Ait Olmak, Sevmek ve Bağ Kurmak
Schmid, yaşlandıkça bizi hayata bağlayan şeylerin başında ilişkilerin geldiğini söylüyor. Özellikle de sevgiye, dostluğa ve ait hissetmeye dayanan ilişkiler. İnsanın kendi içine çekildiği, bedenen ve zihnen yavaşladığı bir dönemde, başka bir insanla kurulan bağ; hem sakinleşmenin hem de hayatın bizim için ifade ettiği anlamı taze tutmanın en güçlü kaynağı olabilir.
Çocuklar mesela… Schmid’in oğlu, bir sohbet sırasında “yaşlandığında ne iyi gelir” sorusuna hiç düşünmeden “iyi huylu çocuklar” cevabını veriyor. Yaş aldıkça, çocuklarımızla olan ilişkimiz değişiyor ve bu ilişkinin hayatımızdaki anlamı daha da görünür hale geliyor. Hayatı onlara devretmenin, onlarla aynı dili konuşabilmenin, birlikte düşünebilmenin ve paylaşabilmenin, bir bakıma da güncel kalabilmenin bir yolu bu. Gün geliyor ve biz onlara değil, onlar bize bazı şeyleri öğretmeye başlıyor. Hele ki teknoloji gibi hızla değişen alanlarda, kimi yaşlılar için çocukları olmasa güncel kalabilmek imkansız. Bu yüzden Schmid, “çocuklarımız sayesinde dünyayla bağımızı sürdürebiliriz” diyor. Tabii bu bağ, ancak çocuklarımıza bir yük olmamayı başarabilirsek sağlıklı bir biçimde varlığını sürdürebiliyor.
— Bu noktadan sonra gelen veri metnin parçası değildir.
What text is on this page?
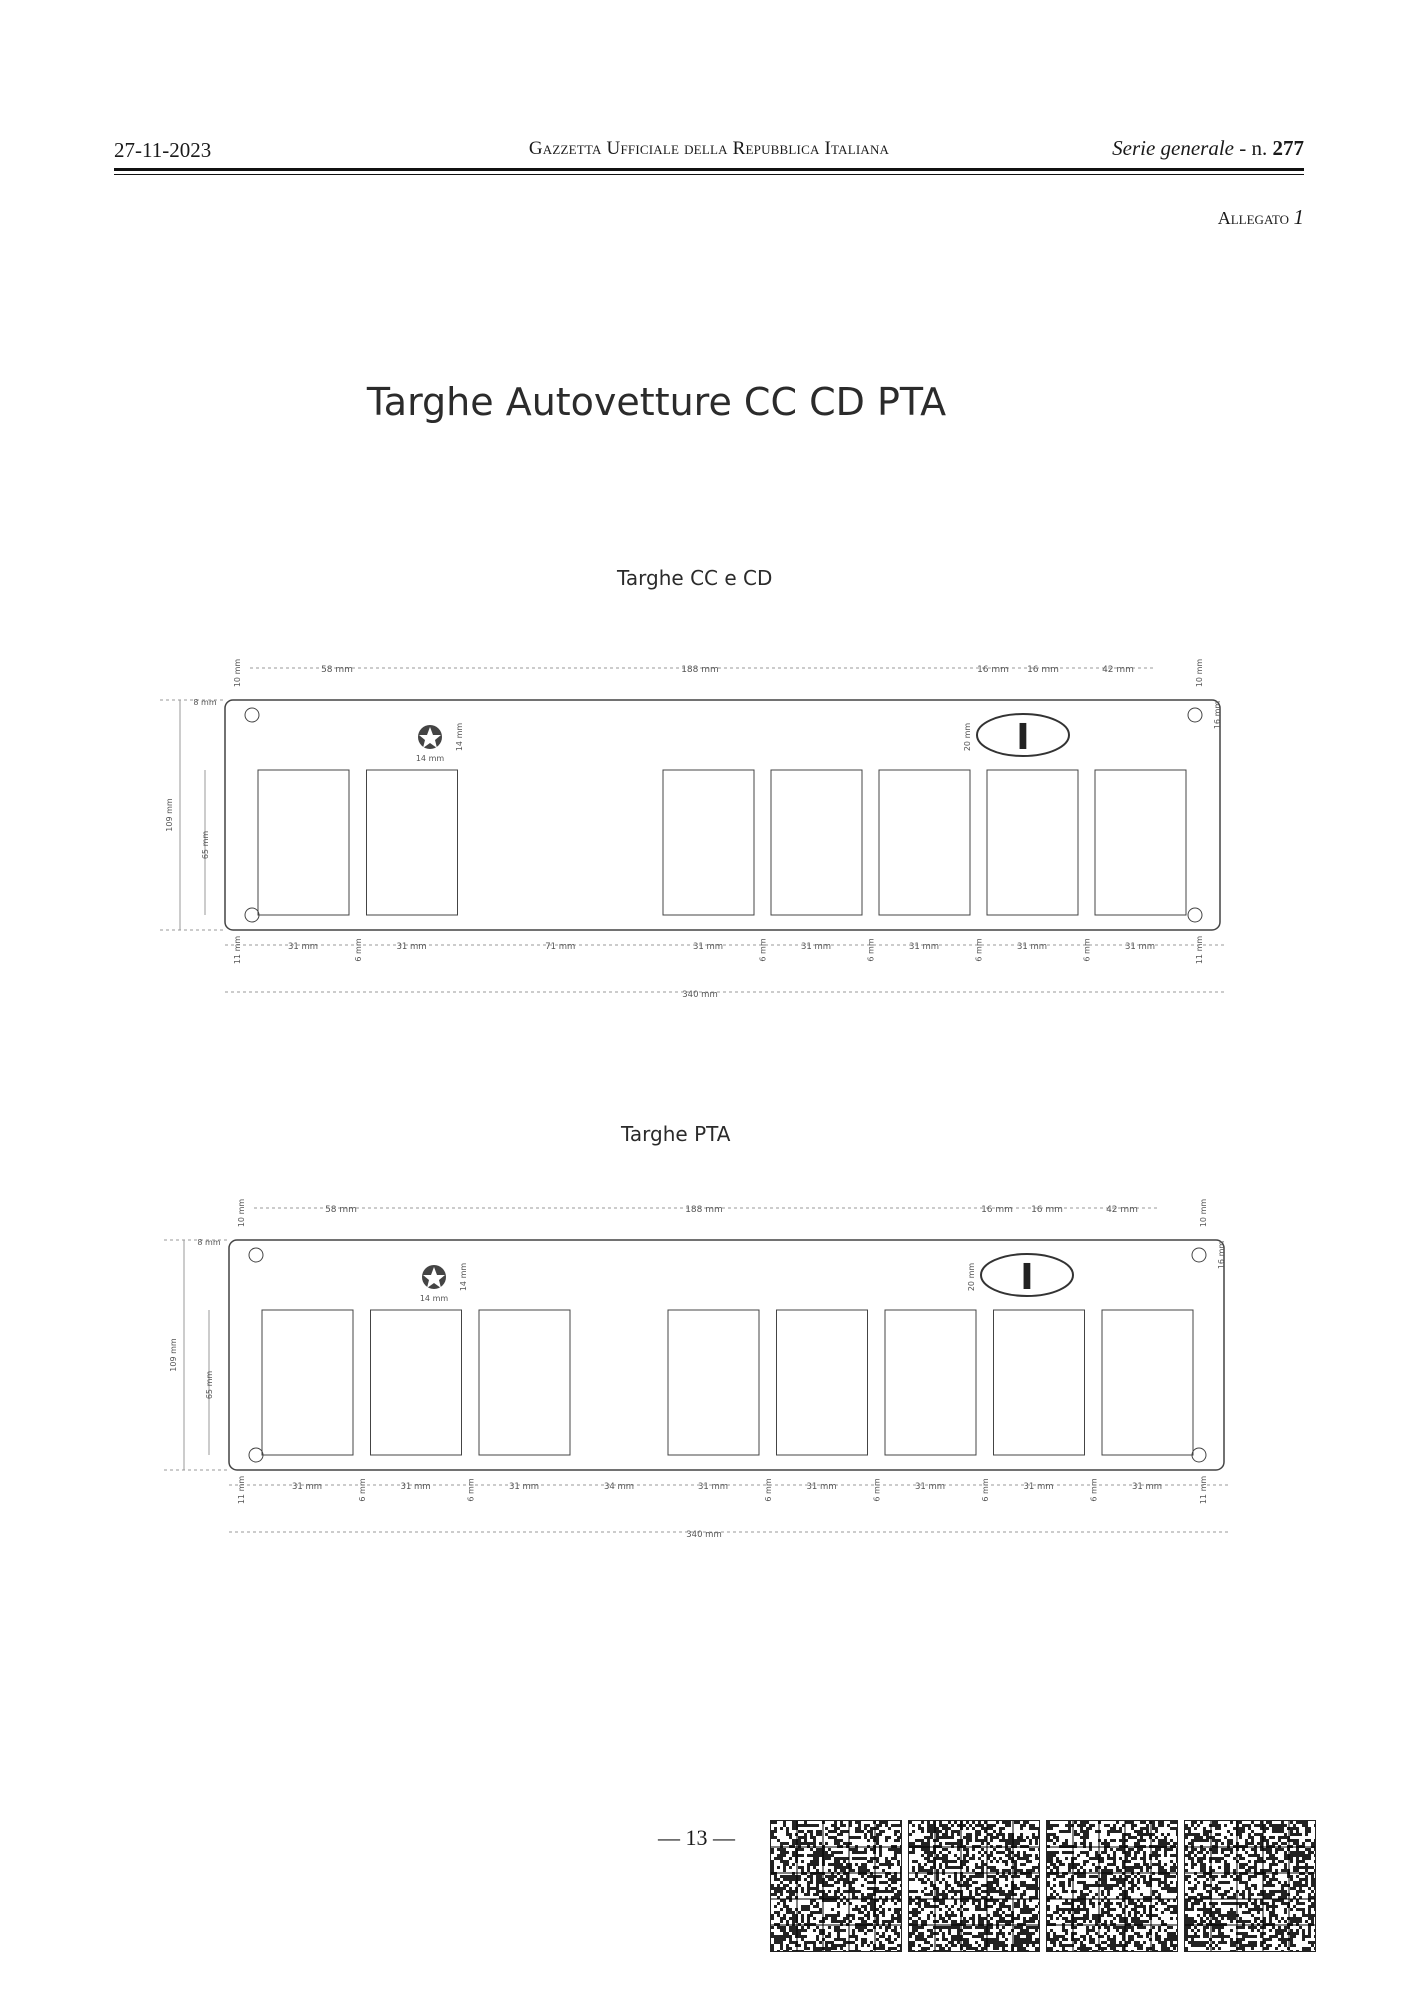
27-11-2023	Gazzetta Ufficiale della Repubblica Italiana	Serie generale - n. 277
Allegato 1
Targhe Autovetture CC CD PTA
Targhe CC e CD
Targhe PTA
I
58 mm	188 mm	16 mm 16 mm	42 mm
10 mm	10 mm
8 mm
14 mm
14 mm
20 mm
16 mm
109 mm
65 mm
11 mm	11 mm
31 mm	31 mm	31 mm	31 mm	31 mm	31 mm	31 mm
6 mm	6 mm	6 mm	6 mm	6 mm
71 mm
340 mm
I
58 mm	188 mm	16 mm 16 mm	42 mm
10 mm	10 mm
8 mm
14 mm
14 mm
20 mm
16 mm
109 mm
65 mm
11 mm	11 mm
31 mm	31 mm	31 mm	31 mm	31 mm	31 mm	31 mm	31 mm
6 mm	6 mm	6 mm	6 mm	6 mm	6 mm
34 mm
340 mm
— 13 —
Peki ya torunlar? Onlarla kurulan ilişki de çok kıymetli. Canımın canı derler ya, işte o misal. Hele ki artık geçmiş ile gelecek arasında bir köprü gibi hissediyor, daha doğrusu hissedebiliyorsak kendimizi ve bunu olgunlukla karşılayıp gülümseyebiliyorsak… Birlikte geçirilen zamandan alınan keyif gerçekten tarif edilemez. Schmid, torunların büyükannelerinden ve büyükbabalarından dinledikleri öğütlerin ve hikayelerin yanında, zamanla ilgili bir hissiyat da devraldıklarını söylüyor. Geçmişte kalanla bugünün arasında kurulan bu bağ hem yaşlılar hem de çocuklar için büyük anlam ifade ediyor. Tabii buradaki sınırın da farkında olmamız gerekiyor. Eğer sürekli yeni dünyayı yargılar, düzeni agresif bir şekilde sorgular ve değişimi yadırgarsak; işte o köprü hızla ortadan kalkabiliyor.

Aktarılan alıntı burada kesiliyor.